Keadilan pun dipertanyakan karena hukum dinilai hanya tajam ke bawah dan tumpul ke atas. Mimpi mencapai kemakmuran pun kian jauh karena lapangan kerja langka, pendidikan dan kesehatan gratis yang dijanjikan konstitusi tak kunjung hadir, sementara kekayaan menumpuk di segelintir tangan.
”Ini bukan sekadar krisis ekonomi. Ini krisis kedaulatan,” ungkap Yatalathof.
Dalam aksi tersebut, BEM UI akan menyuarakan sejumlah tuntutan, seperti hentikan penjajahan negara atas rakyat sendiri; hentikan praktik korupsi, kolusi, dan nepotisme; wujudkan reforma agraria sejati, serta turunkan harga kebutuhan pokok dan bahan bakar minyak.
Mahasiswa juga meminta agar pemerintah mengevaluasi total Proyek Strategis Nasional serta menghentikan program Makan Bergizi Gratis dan Koperasi Desa Merah Putih.
Para mahasiswa juga menuntut dihentikannya pemusatan kekuasaan, pemangkasan transfer ke daerah, serta pengembalian otonomi daerah. Mereka pun menuntut penetapan status bencana nasional terkait bencana Sumatera dan Flores serta percepatan pemulihan wilayah terdampak bencana.
Tuntutan lainnya adalah penghentian represivitas dan intervensi TNI-Polri dalam ruang sipil serta pembubaran Batalyon Infanteri Teritorial Pembangunan.
Yatalathof menyatakan, aksi unjuk rasa pada Selasa pagi itu hanya awalan. Dia pun memohon maaf atas kemacetan yang akan ditimbulkan aksi itu.
Namun, dia mengingatkan, kemerdekaan tidak akan diberikan oleh negara setiap tahun lewat upacara. Ia harus dijemput paksa oleh kekuatan rakyat yang bersatu.
”Mahasiswa, buruh, petani, guru, pedagang, dan seluruh rakyat yang merasa republik ini sedang dikhianati cita-citanya sendiri. Mari kita rebut kembali kemerdekaan yang sesungguhnya,” ujarnya.
Pada Jumat (14/8/2026), Presiden Prabowo Subianto berpidato di ruang sidang MPR/DPR, Kompleks Parlemen, Jakarta. Pidato itu memaparkan sejumlah pencapaian pemerintah yang dianggap positif dan memberikan kemajuan.
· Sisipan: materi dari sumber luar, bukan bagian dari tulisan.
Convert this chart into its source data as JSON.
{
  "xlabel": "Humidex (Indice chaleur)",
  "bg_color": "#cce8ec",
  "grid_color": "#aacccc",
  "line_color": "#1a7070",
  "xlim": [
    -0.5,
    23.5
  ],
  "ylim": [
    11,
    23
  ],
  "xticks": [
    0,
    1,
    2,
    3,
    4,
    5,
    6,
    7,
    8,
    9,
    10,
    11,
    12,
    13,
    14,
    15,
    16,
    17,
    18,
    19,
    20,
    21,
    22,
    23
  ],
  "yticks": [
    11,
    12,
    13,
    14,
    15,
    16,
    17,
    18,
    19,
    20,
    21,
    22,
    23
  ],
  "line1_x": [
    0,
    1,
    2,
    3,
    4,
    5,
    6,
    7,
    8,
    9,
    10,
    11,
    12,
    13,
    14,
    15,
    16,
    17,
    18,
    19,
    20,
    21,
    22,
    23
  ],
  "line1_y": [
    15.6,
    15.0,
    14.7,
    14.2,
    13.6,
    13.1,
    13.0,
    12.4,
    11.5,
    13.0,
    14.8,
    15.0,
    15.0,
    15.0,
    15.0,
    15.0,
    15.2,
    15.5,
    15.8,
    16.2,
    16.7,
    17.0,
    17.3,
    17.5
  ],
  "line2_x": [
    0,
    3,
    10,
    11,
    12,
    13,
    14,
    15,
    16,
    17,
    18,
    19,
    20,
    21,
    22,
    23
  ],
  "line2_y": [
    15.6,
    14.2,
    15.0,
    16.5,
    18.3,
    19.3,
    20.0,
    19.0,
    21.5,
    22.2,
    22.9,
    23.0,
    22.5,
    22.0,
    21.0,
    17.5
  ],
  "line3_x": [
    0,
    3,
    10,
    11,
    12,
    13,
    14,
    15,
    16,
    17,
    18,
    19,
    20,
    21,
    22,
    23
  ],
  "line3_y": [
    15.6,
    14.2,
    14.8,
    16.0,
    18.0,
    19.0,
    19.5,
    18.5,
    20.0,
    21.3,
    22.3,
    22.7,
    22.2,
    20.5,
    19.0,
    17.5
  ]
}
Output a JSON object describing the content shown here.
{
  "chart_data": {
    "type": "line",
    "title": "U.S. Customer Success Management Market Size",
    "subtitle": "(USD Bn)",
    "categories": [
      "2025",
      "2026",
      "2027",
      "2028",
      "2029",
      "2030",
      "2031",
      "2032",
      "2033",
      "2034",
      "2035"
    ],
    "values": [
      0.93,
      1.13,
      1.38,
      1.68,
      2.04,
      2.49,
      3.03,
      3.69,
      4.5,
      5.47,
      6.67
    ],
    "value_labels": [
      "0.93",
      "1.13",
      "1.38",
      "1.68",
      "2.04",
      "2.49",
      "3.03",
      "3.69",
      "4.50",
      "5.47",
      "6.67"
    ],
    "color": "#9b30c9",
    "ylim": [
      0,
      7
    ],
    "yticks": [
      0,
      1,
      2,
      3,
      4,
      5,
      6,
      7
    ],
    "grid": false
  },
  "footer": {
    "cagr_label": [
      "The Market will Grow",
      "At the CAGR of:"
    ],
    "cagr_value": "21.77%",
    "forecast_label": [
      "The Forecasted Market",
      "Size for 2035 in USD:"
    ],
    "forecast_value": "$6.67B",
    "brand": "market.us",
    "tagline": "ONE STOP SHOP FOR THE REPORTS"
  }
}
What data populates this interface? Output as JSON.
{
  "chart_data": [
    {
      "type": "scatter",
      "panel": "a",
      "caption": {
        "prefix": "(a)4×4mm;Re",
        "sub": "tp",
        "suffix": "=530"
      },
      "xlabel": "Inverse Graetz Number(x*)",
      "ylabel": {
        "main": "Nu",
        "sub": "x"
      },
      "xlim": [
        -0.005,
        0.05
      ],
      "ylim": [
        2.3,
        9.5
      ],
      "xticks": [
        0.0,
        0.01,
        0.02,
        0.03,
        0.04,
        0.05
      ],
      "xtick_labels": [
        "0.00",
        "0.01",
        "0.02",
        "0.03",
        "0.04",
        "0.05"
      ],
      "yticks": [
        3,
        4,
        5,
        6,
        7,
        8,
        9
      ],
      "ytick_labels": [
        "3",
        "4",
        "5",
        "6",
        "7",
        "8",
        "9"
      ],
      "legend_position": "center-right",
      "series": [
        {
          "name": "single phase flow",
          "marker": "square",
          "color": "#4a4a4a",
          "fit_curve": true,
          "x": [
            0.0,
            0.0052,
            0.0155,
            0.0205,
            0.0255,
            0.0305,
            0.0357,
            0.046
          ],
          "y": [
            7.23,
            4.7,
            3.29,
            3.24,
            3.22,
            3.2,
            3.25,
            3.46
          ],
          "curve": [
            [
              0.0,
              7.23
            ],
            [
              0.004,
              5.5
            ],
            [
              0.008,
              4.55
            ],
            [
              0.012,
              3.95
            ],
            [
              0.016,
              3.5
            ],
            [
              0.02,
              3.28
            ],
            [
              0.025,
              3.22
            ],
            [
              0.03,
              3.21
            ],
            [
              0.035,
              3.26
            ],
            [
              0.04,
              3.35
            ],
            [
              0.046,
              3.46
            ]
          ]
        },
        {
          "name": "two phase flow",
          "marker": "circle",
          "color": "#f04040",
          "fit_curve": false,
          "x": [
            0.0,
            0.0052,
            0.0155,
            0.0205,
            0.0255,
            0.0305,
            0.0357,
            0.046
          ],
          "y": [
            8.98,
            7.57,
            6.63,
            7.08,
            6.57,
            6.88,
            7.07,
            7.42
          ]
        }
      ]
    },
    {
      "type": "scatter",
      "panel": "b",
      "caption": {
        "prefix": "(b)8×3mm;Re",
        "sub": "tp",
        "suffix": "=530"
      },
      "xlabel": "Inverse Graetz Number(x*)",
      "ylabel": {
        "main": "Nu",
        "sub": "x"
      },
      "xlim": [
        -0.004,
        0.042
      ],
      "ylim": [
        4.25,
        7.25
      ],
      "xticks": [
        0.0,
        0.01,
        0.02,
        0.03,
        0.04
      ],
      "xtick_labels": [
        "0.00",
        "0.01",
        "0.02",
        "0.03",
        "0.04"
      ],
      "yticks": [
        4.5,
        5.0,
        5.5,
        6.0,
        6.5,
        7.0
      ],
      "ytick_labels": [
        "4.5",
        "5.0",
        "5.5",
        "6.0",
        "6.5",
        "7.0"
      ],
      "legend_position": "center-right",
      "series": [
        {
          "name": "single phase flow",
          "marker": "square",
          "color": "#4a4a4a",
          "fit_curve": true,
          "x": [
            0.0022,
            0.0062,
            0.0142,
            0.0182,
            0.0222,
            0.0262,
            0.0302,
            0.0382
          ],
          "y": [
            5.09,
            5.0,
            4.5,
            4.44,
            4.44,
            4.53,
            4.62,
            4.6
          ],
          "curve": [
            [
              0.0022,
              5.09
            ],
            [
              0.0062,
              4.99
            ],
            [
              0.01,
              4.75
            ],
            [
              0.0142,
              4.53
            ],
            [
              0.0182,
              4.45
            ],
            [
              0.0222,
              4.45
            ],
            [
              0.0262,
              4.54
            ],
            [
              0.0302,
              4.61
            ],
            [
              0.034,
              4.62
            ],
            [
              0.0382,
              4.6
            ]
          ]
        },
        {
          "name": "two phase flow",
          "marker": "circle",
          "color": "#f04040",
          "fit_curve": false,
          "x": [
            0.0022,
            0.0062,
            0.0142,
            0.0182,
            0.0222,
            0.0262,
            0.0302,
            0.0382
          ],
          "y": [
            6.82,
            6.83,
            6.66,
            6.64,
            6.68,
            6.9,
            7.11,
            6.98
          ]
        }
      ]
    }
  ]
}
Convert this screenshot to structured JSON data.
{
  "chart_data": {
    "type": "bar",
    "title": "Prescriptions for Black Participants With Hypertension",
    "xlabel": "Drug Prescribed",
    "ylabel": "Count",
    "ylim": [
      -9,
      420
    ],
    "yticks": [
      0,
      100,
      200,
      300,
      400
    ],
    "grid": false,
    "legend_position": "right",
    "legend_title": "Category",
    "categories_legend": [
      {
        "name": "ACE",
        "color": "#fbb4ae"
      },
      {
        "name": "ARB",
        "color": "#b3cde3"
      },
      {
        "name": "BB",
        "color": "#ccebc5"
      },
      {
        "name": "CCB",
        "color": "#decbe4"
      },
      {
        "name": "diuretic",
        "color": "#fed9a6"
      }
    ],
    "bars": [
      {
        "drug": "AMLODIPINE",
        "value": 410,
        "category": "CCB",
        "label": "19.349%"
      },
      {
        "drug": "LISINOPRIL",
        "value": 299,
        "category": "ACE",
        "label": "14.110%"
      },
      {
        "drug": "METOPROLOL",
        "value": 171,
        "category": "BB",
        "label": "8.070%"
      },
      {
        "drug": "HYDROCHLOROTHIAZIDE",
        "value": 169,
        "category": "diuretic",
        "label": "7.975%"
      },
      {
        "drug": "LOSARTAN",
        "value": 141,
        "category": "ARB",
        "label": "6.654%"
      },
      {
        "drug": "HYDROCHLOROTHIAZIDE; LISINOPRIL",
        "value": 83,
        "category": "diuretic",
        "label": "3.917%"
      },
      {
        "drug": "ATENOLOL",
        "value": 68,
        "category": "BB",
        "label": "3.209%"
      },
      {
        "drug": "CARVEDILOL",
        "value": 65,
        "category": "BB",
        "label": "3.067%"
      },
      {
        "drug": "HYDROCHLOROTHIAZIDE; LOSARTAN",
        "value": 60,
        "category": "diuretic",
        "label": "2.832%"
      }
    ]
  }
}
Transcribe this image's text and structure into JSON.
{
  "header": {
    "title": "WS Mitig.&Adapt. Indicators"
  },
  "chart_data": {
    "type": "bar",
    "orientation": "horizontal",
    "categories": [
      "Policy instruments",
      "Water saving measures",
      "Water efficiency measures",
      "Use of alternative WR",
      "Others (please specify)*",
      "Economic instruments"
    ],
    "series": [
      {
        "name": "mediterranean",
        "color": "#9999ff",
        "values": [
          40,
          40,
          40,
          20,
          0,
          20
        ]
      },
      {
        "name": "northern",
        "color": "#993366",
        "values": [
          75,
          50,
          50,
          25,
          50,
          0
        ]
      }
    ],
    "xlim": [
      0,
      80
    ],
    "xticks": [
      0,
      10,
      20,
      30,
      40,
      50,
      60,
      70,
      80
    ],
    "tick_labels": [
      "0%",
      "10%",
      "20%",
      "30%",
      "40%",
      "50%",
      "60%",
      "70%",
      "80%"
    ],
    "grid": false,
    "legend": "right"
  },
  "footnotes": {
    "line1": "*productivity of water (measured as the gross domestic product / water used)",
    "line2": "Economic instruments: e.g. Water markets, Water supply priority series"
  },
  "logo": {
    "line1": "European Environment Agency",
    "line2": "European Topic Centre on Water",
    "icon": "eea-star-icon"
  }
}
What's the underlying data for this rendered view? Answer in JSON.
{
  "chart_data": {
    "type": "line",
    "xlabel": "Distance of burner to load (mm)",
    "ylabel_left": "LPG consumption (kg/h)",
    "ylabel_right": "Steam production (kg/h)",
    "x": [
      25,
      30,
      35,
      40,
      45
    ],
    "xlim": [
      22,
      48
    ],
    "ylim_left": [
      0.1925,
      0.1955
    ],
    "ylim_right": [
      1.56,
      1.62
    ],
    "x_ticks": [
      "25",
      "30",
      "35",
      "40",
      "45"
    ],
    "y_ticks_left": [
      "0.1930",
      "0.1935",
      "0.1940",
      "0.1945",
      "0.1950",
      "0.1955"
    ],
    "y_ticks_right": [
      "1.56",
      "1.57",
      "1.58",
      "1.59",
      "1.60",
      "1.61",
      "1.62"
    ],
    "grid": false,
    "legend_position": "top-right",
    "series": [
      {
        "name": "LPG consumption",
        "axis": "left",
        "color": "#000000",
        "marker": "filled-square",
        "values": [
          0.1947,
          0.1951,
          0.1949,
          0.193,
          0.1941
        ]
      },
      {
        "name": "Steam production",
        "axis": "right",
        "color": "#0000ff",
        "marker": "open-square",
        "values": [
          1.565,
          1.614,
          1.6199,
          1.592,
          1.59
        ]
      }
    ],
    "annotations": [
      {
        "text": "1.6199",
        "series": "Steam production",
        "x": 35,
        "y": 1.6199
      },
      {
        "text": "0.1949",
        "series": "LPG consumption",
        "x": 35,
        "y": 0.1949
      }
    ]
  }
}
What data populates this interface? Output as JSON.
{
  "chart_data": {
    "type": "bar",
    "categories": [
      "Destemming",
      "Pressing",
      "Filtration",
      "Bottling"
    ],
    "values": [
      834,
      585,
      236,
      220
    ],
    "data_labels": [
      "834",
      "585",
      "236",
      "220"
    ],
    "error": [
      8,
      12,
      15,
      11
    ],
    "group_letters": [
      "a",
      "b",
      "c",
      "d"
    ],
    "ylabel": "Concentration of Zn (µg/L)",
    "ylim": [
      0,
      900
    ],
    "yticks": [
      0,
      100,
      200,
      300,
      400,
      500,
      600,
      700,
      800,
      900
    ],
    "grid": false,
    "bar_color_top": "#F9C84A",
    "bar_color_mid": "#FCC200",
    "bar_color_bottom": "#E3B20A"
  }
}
Sejumlah program dan dinamika menjadi sorotan, mulai dari pelaksanaan program pemerintah seperti Makan Bergizi Gratis dan Koperasi Desa Merah Putih, pertumbuhan ekonomi, hingga penegakan hukum. Presiden juga membahas ekonomi kerakyatan, pembangunan manusia, perlindungan sosial, perumahan, dan keberlanjutan pembangunan.
Mahasiswa, buruh, petani, guru, pedagang, dan seluruh rakyat yang merasa republik ini sedang dikhianati cita-citanya sendiri. Mari kita rebut kembali kemerdekaan yang sesungguhnya.